Wine and Cheese galore - As if a trip to wine-growing country was not enough, the marina sponsored another wine and cheese party, this time sponsored by Kavalikere.  Since 'free' to cruisers is like spring flowers to bees, about 60 cruisers jammed the marina bar to eat, imbibe, and talk.  Some of the wine was outstanding and we all had a great time. 

And all those Boat projects - And projects keep us busy;

  • Judi has tackled the varnish and dorades, handrails, inside joinery, and hatches take on a new, shiny look,
  • The plastic on our hatches had become cracked and crazed over 30 years of sun exposure, so it is being replaced.
  • Bob crawled into the engine compartment and changed all of the lubricants.
  • Some long-delayed carpentry projects are coming to the top of the list - beware of flying sawdust!

Spring is on the Way - And finally, the weather seems to be changing, as the rainy days become less frequent and the days are warmer and drier  a happy trend.
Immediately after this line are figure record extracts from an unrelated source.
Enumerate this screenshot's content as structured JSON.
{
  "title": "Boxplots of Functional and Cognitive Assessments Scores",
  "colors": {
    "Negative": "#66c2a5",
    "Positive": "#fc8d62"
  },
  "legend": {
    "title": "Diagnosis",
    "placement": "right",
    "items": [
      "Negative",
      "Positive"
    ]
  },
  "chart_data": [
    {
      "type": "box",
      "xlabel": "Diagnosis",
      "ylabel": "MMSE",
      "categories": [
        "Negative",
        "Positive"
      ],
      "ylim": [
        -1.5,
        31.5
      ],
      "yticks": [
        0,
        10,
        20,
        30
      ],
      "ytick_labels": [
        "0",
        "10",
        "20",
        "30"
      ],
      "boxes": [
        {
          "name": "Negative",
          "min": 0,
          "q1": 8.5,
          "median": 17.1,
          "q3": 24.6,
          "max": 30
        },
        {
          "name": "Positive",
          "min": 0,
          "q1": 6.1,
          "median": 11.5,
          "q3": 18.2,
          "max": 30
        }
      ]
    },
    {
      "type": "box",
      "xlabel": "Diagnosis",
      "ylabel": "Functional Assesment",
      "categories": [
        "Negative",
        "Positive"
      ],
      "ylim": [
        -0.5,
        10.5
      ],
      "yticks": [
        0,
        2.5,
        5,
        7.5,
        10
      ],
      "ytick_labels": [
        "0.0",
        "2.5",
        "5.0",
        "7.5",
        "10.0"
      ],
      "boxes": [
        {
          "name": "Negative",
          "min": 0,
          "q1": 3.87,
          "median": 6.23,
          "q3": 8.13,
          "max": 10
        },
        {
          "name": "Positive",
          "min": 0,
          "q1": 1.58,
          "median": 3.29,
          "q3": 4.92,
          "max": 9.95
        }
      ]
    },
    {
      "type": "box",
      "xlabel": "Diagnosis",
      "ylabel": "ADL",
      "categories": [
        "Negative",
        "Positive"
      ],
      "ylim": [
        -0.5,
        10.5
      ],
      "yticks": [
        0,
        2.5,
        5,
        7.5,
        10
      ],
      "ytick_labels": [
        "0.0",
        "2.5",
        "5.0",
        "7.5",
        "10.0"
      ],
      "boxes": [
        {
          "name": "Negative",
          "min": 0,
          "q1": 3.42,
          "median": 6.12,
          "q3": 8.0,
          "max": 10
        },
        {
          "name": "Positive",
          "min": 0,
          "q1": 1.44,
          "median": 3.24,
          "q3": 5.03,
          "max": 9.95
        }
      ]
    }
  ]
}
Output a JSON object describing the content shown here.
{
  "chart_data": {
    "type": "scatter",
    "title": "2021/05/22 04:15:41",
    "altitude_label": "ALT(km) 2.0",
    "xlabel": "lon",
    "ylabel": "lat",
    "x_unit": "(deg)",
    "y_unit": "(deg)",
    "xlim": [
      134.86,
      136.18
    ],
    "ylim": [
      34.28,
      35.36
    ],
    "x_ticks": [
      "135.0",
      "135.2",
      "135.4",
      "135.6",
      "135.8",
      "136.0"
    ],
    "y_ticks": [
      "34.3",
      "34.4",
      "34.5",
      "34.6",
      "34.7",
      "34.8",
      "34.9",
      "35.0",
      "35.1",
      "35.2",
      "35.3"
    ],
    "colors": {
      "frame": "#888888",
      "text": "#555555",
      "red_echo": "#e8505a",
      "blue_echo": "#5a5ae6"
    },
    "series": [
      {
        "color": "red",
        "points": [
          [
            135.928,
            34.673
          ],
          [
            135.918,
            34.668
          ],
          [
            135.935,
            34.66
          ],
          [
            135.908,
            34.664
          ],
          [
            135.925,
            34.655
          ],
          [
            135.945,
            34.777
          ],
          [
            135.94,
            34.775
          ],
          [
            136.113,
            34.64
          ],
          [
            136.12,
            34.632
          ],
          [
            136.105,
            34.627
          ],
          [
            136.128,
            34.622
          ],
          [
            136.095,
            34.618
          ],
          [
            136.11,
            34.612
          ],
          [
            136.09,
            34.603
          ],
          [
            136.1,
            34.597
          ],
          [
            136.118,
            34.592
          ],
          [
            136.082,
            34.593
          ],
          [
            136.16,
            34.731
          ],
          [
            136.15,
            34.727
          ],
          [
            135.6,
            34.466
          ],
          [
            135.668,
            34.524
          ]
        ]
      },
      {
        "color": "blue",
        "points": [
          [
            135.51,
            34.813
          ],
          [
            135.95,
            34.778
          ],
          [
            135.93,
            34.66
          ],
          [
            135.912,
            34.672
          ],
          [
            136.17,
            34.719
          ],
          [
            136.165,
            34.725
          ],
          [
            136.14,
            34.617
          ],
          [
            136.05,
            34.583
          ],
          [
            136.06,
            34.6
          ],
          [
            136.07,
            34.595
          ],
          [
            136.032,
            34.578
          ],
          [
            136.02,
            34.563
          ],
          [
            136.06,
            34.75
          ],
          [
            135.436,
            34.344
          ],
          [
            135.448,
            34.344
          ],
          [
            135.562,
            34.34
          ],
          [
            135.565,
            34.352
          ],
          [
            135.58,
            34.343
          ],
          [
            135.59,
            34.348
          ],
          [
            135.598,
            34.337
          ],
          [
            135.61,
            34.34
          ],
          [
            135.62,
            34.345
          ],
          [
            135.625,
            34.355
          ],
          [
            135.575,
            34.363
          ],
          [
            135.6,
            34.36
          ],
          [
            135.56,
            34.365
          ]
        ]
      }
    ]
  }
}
Week ending 26 Mar 05 (Bob)

Visiting Turkish Carpet Shops - This is an occupational hazard of cruisers and other tourists in Turkey - The Carpet Shop!  Tiny Marmaris has scores of shops with carpets ranging from exquisite silk artworks of $2000 to modest cotton carpets worth $50.  We are struggling with what we feel we can afford (and carry) and still capture some of the magic of this wonderful Turkish handicraft.  Our favorite shop has become Silk Road with informative and not pushy staff, a complementary cup of cay (Turkish tea) and as much time as we wish to browse - its only a matter of time!

English as Lingua Franca - Turkey, perhaps more than many other cruising destinations is multi-lingual; our neighbors on each side are Italian, good friends are Danish, Costa Rican, American, Aussie, Kiwi, French, German, Turkish, Trinidadian, Japanese, and British.  The morning radio net is in English, with translations in French and German.  Prices in shops are in TL (Turkish Lire), YTL (New Turkish Lire), € (Euro), or $ (US dollars) depending on the merchant.  However we have found that with the use of English, a smattering of polite Turkish pleasantries, and good will, one can get almost anything done in this country.  Perhaps the most important ingredient is good will!

Work, work, work - The weather was beautiful for the week, and the varnish flowed on any wood that got in Judi's way.  Bob created sawdust by making a new locker frame - more wood for Judi to varnish.  And finally our hatches returned from the shop with bright new white plastic, and even more teak to varnish.  Overall, the boat looks pretty good.